Café Mazahar
on cold soups! the gazpacho you never had before and the ajo blanco of your dreams
photo credit: Saskia van Osnabrugge, courtesy Roberta Corradin
Between those beautiful cacti a almost shy white house hides behind few olive trees.
It is the beautiful simple Sicilian country house of my dear friend and writer Roberta Corradin where i cooked a great deal of recipes for my cookbook Cafe Mazahar (oh yes i love that title meaning café orange blossom). It was a pure place of bliss and so fitting with the idea and recipes of the book. It felt like a real exploration of the Mediterranean. Also literally as i needed a fresh pulpo and it was nowhere to be found because it had been terribly windy. Spoilt city girl as i am where everything is always at hand i thought yes, actually this is how it’s supposed to be: wind means no pulpo. Live with it!
And now on to cold soups! Mediterranean cold soups: aren’t they the best in hot weather? Besides they are easy and they love so many summer vegetables herbs and fruits. I made two versions of the originals in my book. One gazpacho i took to the Middle East: i added sumac, dried mint, pomegranate molasses and a pistachio-oil. And an ajo blanco that became a bit more festive: with dried raisins instead of the usual fresh and a almond tarragon oil.
photo credit: Maaike Koorman & Saskia van Osnabrugge
Today i’m making a new cold soup for the summer ahead so fresh and pungent with a very lickable salsa and again: you will see, its damn easy.
Tomato apricot gazpacho with with a Italian lemon salsa with parsley and almond - RECIPE BELOW PHOTO
i like my gazpacho light, the base is only tomato no garlic no cucumber or paprika. just the best ripe tomatoes some good quality vinegar, salt and olive oil. and…in this case a light sweet aromatic touch of apricots. Then you just swirl in as much of the lemon salsa AS YOU LIKE! I LIKE A LOT OF IT. Use really the Italian thick skinned lemon, as the normal ones are too sour and bitter for this. Now on any day with some sunshine you want this, at least i do.
SERVES 4-6
2 chunky organic boeuf tomatoes or other ripe tomatoes
4 ripe apricots, stone removed
red wine vinegar
good quality olive oil
1/2 Italian organic non waxed thick skinned lemon (type Amalfi)
1/2 bunch of parsley
olive oil
handful of almonds, toasted
1 Chop the tomatoes in big chunks and destone the apricots. Add everything to a blender en mix until smooth. Add a dash of red wine vinegar, some salt and olive oil.

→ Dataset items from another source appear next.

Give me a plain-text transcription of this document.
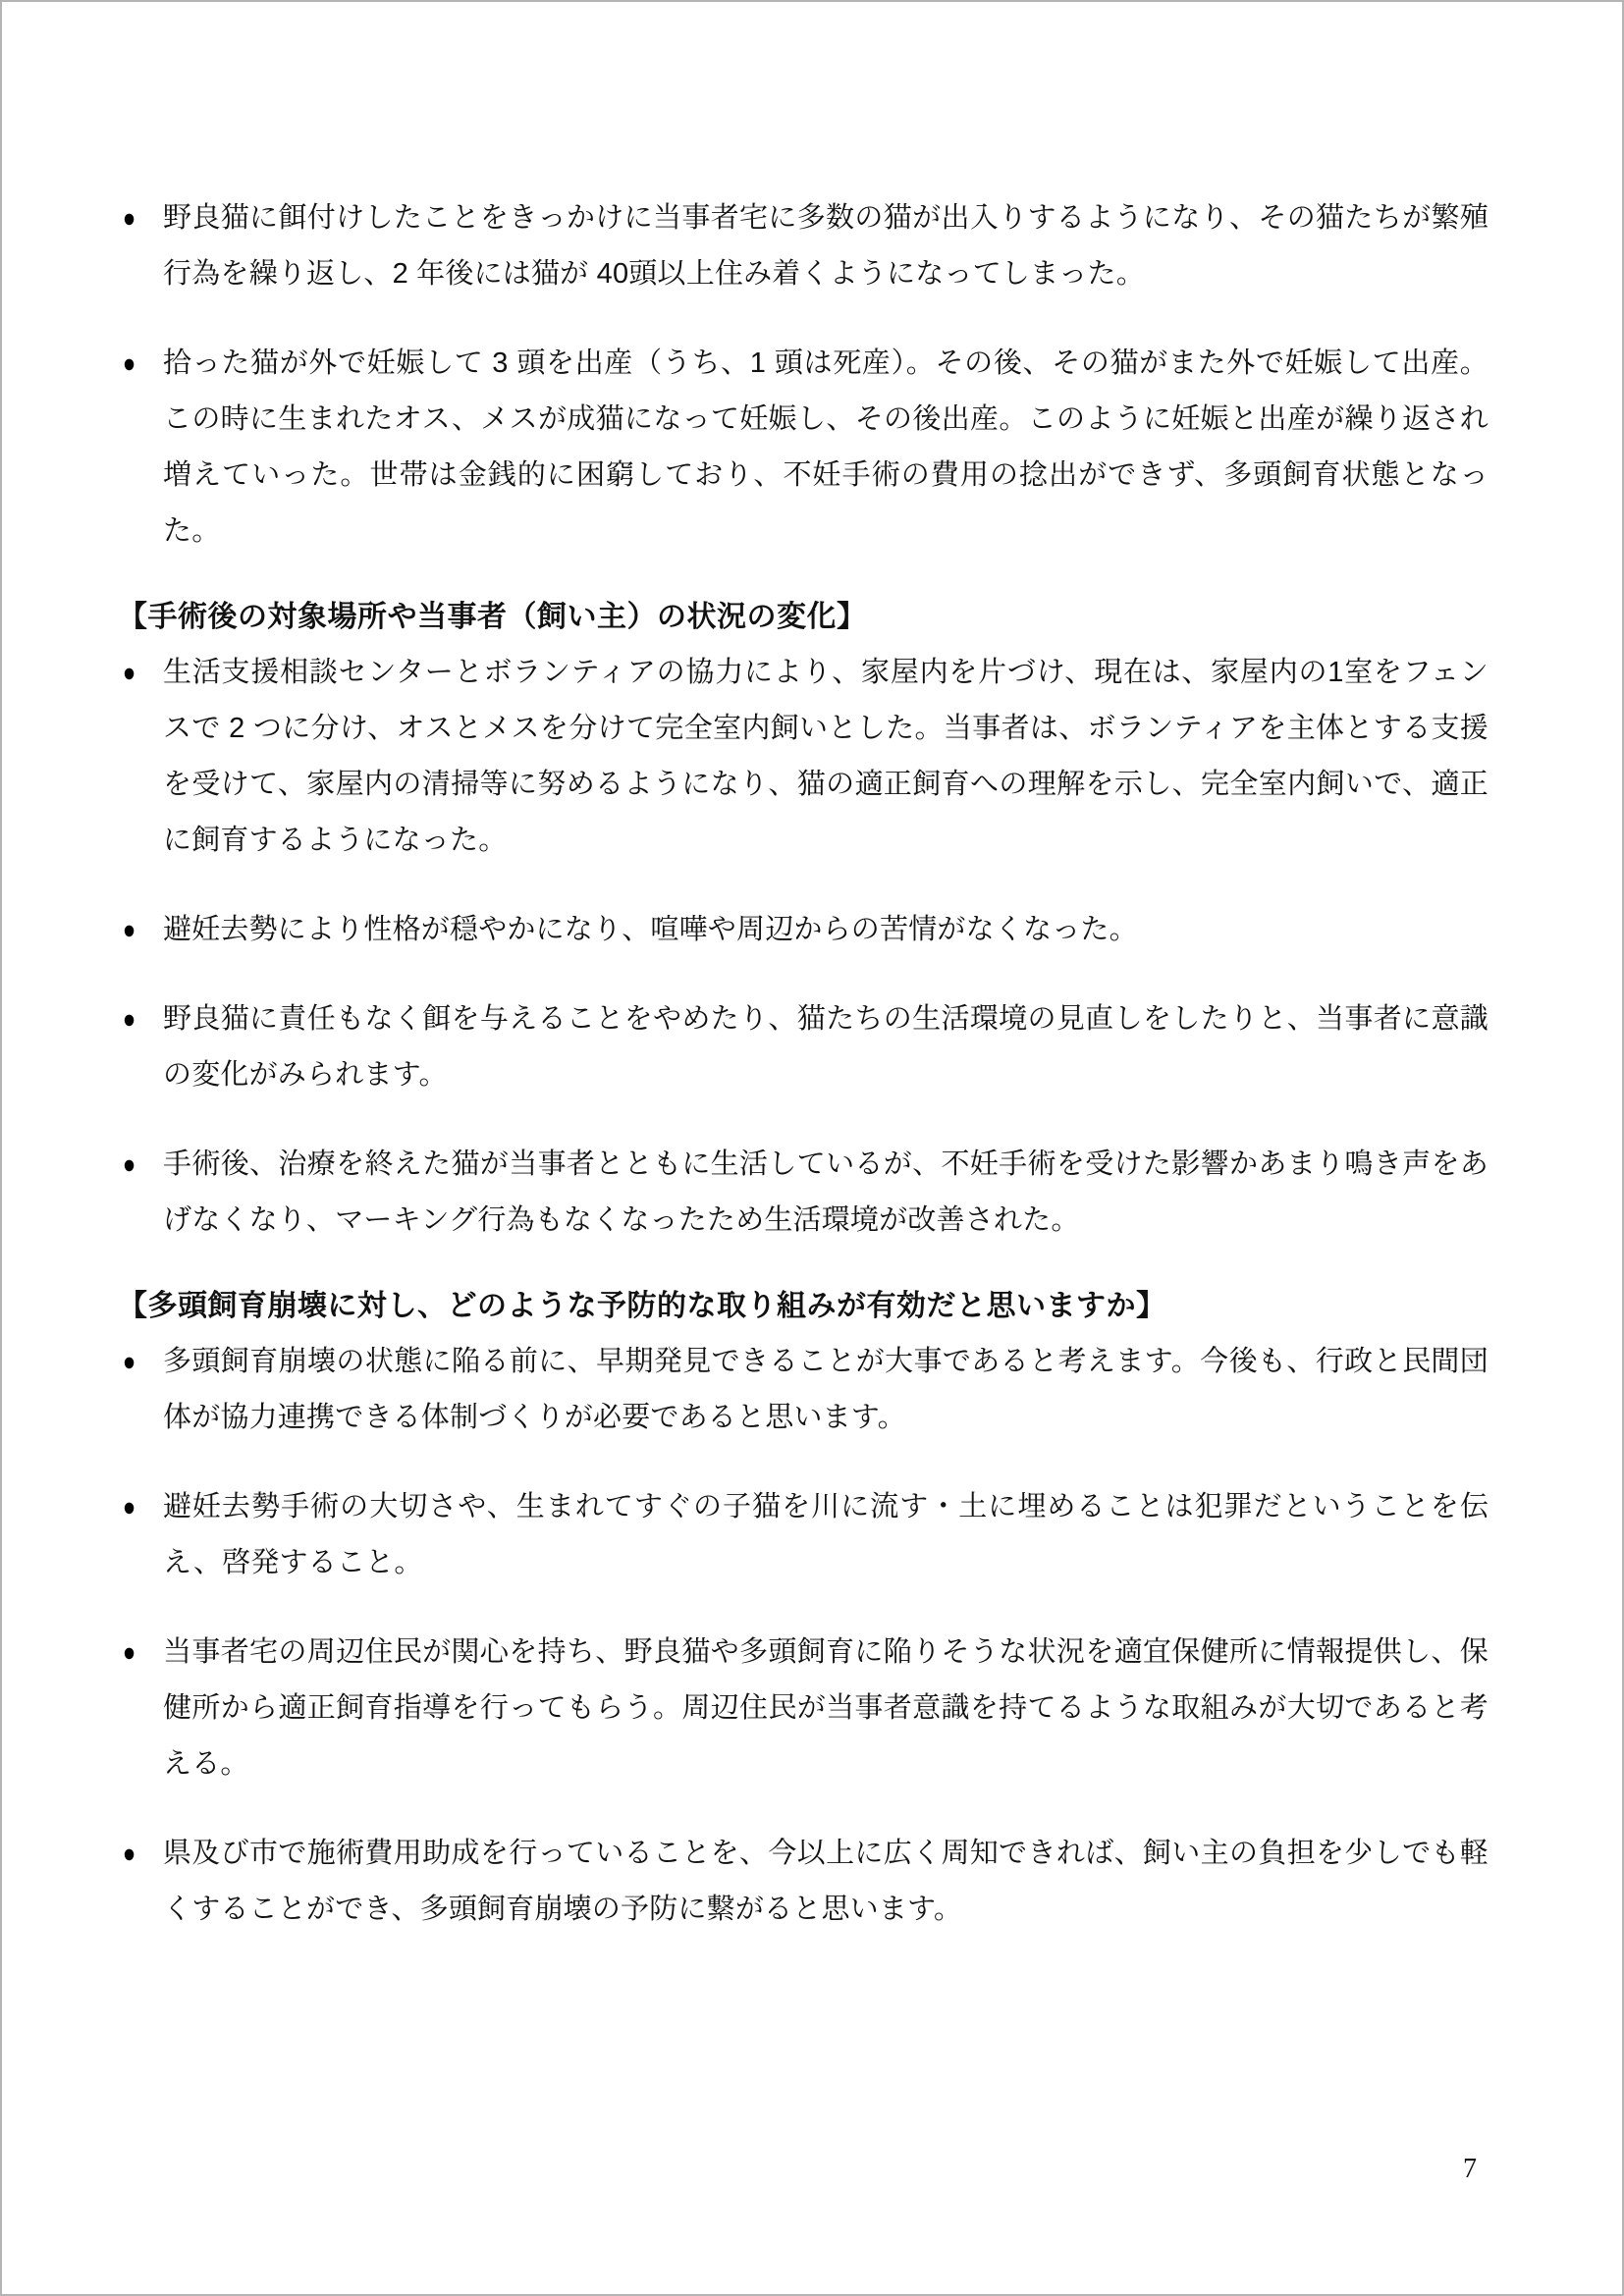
● 野良猫に餌付けしたことをきっかけに当事者宅に多数の猫が出入りするようになり、その猫たちが繁殖行為を繰り返し、2 年後には猫が 40頭以上住み着くようになってしまった。
● 拾った猫が外で妊娠して 3 頭を出産（うち、1 頭は死産）。その後、その猫がまた外で妊娠して出産。この時に生まれたオス、メスが成猫になって妊娠し、その後出産。このように妊娠と出産が繰り返され増えていった。世帯は金銭的に困窮しており、不妊手術の費用の捻出ができず、多頭飼育状態となった。
【手術後の対象場所や当事者（飼い主）の状況の変化】
● 生活支援相談センターとボランティアの協力により、家屋内を片づけ、現在は、家屋内の1室をフェンスで 2 つに分け、オスとメスを分けて完全室内飼いとした。当事者は、ボランティアを主体とする支援を受けて、家屋内の清掃等に努めるようになり、猫の適正飼育への理解を示し、完全室内飼いで、適正に飼育するようになった。
● 避妊去勢により性格が穏やかになり、喧嘩や周辺からの苦情がなくなった。
● 野良猫に責任もなく餌を与えることをやめたり、猫たちの生活環境の見直しをしたりと、当事者に意識の変化がみられます。
● 手術後、治療を終えた猫が当事者とともに生活しているが、不妊手術を受けた影響かあまり鳴き声をあげなくなり、マーキング行為もなくなったため生活環境が改善された。
【多頭飼育崩壊に対し、どのような予防的な取り組みが有効だと思いますか】
● 多頭飼育崩壊の状態に陥る前に、早期発見できることが大事であると考えます。今後も、行政と民間団体が協力連携できる体制づくりが必要であると思います。
● 避妊去勢手術の大切さや、生まれてすぐの子猫を川に流す・土に埋めることは犯罪だということを伝え、啓発すること。
● 当事者宅の周辺住民が関心を持ち、野良猫や多頭飼育に陥りそうな状況を適宜保健所に情報提供し、保健所から適正飼育指導を行ってもらう。周辺住民が当事者意識を持てるような取組みが大切であると考える。
● 県及び市で施術費用助成を行っていることを、今以上に広く周知できれば、飼い主の負担を少しでも軽くすることができ、多頭飼育崩壊の予防に繋がると思います。
7
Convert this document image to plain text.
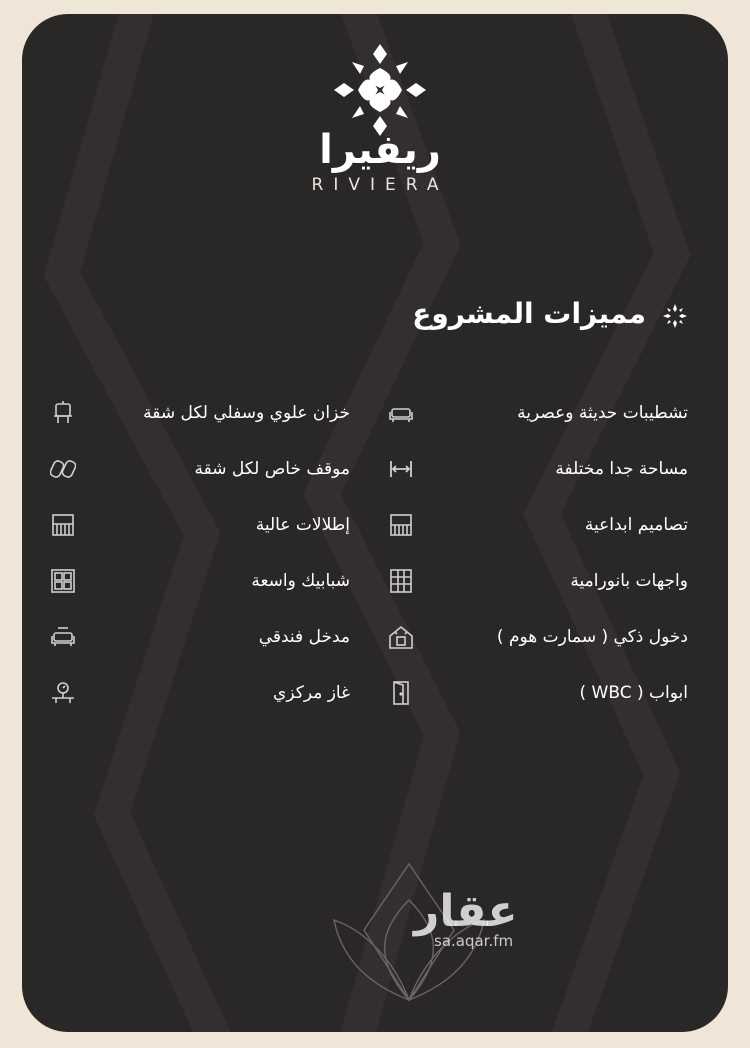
ريفيرا
RIVIERA
مميزات المشروع
تشطيبات حديثة وعصرية
مساحة جدا مختلفة
تصاميم ابداعية
واجهات بانورامية
دخول ذكي ( سمارت هوم )
ابواب ( WBC )
خزان علوي وسفلي لكل شقة
موقف خاص لكل شقة
إطلالات عالية
شبابيك واسعة
مدخل فندقي
غاز مركزي
عقار
sa.aqar.fm
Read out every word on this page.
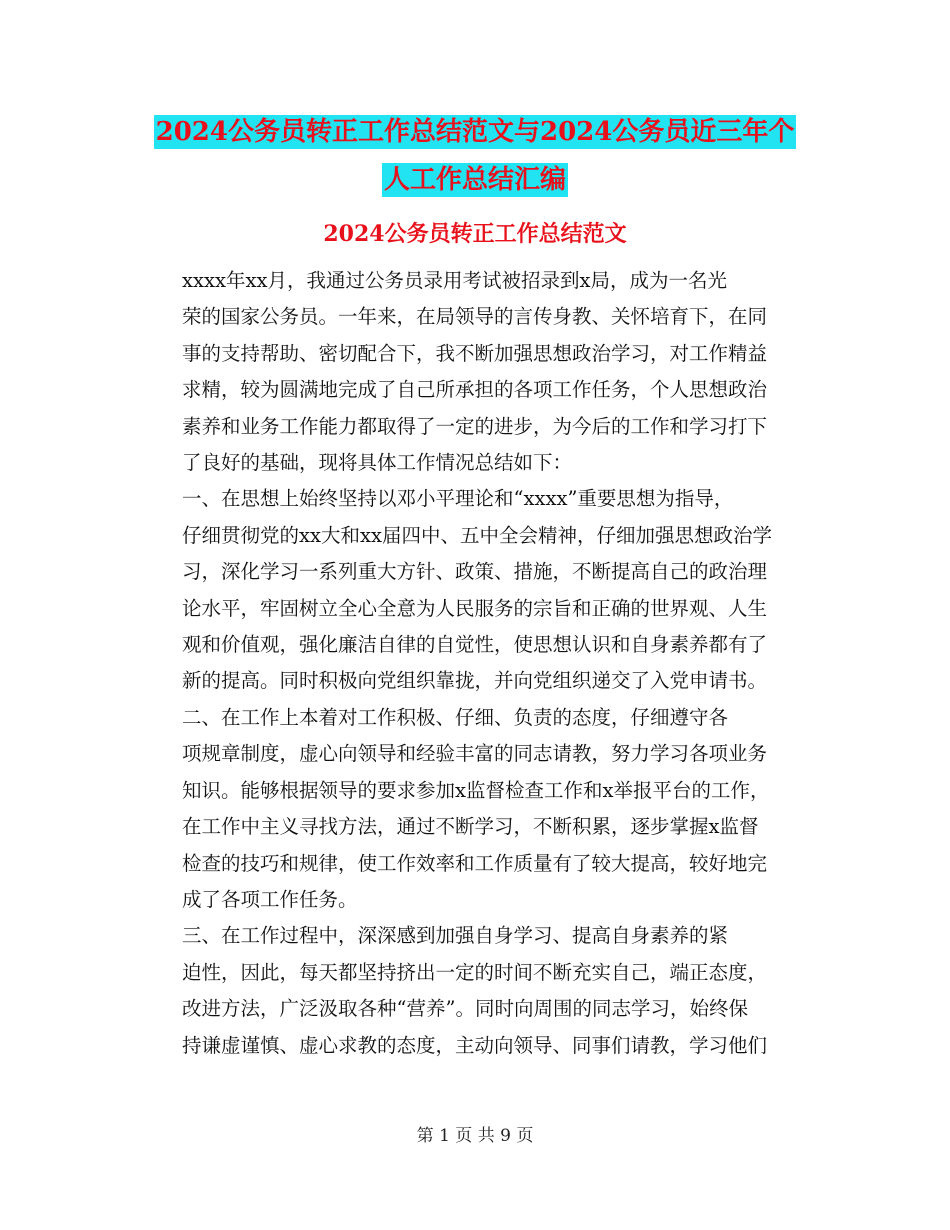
2024公务员转正工作总结范文与2024公务员近三年个
人工作总结汇编
2024公务员转正工作总结范文

xxxx年xx月，我通过公务员录用考试被招录到x局，成为一名光
荣的国家公务员。一年来，在局领导的言传身教、关怀培育下，在同
事的支持帮助、密切配合下，我不断加强思想政治学习，对工作精益
求精，较为圆满地完成了自己所承担的各项工作任务，个人思想政治
素养和业务工作能力都取得了一定的进步，为今后的工作和学习打下
了良好的基础，现将具体工作情况总结如下：

一、在思想上始终坚持以邓小平理论和“xxxx”重要思想为指导，
仔细贯彻党的xx大和xx届四中、五中全会精神，仔细加强思想政治学
习，深化学习一系列重大方针、政策、措施，不断提高自己的政治理
论水平，牢固树立全心全意为人民服务的宗旨和正确的世界观、人生
观和价值观，强化廉洁自律的自觉性，使思想认识和自身素养都有了
新的提高。同时积极向党组织靠拢，并向党组织递交了入党申请书。

二、在工作上本着对工作积极、仔细、负责的态度，仔细遵守各
项规章制度，虚心向领导和经验丰富的同志请教，努力学习各项业务
知识。能够根据领导的要求参加x监督检查工作和x举报平台的工作，
在工作中主义寻找方法，通过不断学习，不断积累，逐步掌握x监督
检查的技巧和规律，使工作效率和工作质量有了较大提高，较好地完
成了各项工作任务。

三、在工作过程中，深深感到加强自身学习、提高自身素养的紧
迫性，因此，每天都坚持挤出一定的时间不断充实自己，端正态度，
改进方法，广泛汲取各种“营养”。同时向周围的同志学习，始终保
持谦虚谨慎、虚心求教的态度，主动向领导、同事们请教，学习他们

第 1 页 共 9 页
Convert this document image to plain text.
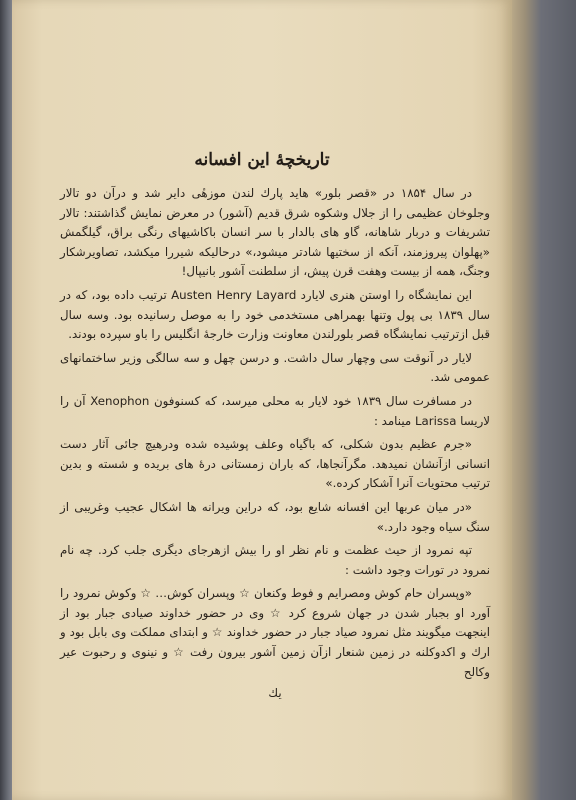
تاریخچهٔ این افسانه

در سال ۱۸۵۴ در «قصر بلور» هاید پارك لندن موزهٔی دایر شد و درآن دو تالار وجلوخان عظیمی را از جلال وشکوه شرق قدیم (آشور) در معرض نمایش گذاشتند: تالار تشریفات و دربار شاهانه، گاو های بالدار با سر انسان باکاشیهای رنگی براق، گیلگمش «پهلوان پیروزمند، آنکه از سختیها شادتر میشود،» درحالیکه شیررا میکشد، تصاویرشکار وجنگ، همه از بیست وهفت قرن پیش، از سلطنت آشور بانیپال!

این نمایشگاه را اوستن هنری لایارد Austen Henry Layard ترتیب داده بود، که در سال ۱۸۳۹ بی پول وتنها بهمراهی مستخدمی خود را به موصل رسانیده بود. وسه سال قبل ازترتیب نمایشگاه قصر بلورلندن معاونت وزارت خارجهٔ انگلیس را باو سپرده بودند.

لایار در آنوقت سی وچهار سال داشت. و درسن چهل و سه سالگی وزیر ساختمانهای عمومی شد.

در مسافرت سال ۱۸۳۹ خود لایار به محلی میرسد، که کسنوفون Xenophon آن را لاریسا Larissa مینامد :

«جرم عظیم بدون شکلی، که باگیاه وعلف پوشیده شده ودرهیچ جائی آثار دست انسانی ازآنشان نمیدهد. مگرآنجاها، که باران زمستانی درهٔ های بریده و شسته و بدین ترتیب محتویات آنرا آشکار کرده.»

«در میان عربها این افسانه شایع بود، که دراین ویرانه ها اشکال عجیب وغریبی از سنگ سیاه وجود دارد.»

تپه نمرود از حیث عظمت و نام نظر او را بیش ازهرجای دیگری جلب کرد. چه نام نمرود در تورات وجود داشت :

«وپسران حام کوش ومصرایم و فوط وکنعان ☆ وپسران کوش… ☆ وکوش نمرود را آورد او بجبار شدن در جهان شروع کرد ☆ وی در حضور خداوند صیادی جبار بود از اینجهت میگویند مثل نمرود صیاد جبار در حضور خداوند ☆ و ابتدای مملکت وی بابل بود و ارك و اكدوكلنه در زمین شنعار ازآن زمین آشور بیرون رفت ☆ و نینوی و رحبوت عیر وکالح

یك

Blitz again (you can use a handmixer too of course) the most important part: taste. You can do this: add more vinegar salt and olive oil until its balanced AS YOU LIKE IT.
2 Chop the lemon in chunks: YES SKIN, WHITE PIT AND FLESH AND EVERYTHING. Put all of the lemon in a blender. Chop up the parsley and add to the lemon, with a generous glug of olive oil, salt and give it a short blitz. After this add the almonds and blitz again: you don’t want the texture to be smooth keep it rough and chunky. Add enough salt and maybe a dash of water if the consistency is too thick.
3 Eat the gazpacho with generous amounts of salsa stirred in. Keep on adding more salsa if you like. Left over salsa mops up divinely with some bread or sprinkle it over a burrata or inside a quick pastasauce. You could even make huge batch and fill up some jars.
Quick Gazpacho hacks
-is it too dull, add more vinegar lemon juice or salt
-is it too salty and lemony add some sweetness with fruit, sugar or honey
-use the best summer veg and fruit bursting with flavour
-make a nice salsa like this one to spice it up. Even put in something spicy if you like it hot (and cold).
-don’t listen to gazpacho purists but then again: it’s not so far from the Andalusian truth (with lemon and almond)
-you can make it ahead put it a thermos and take it with you to picknick, salsa apart.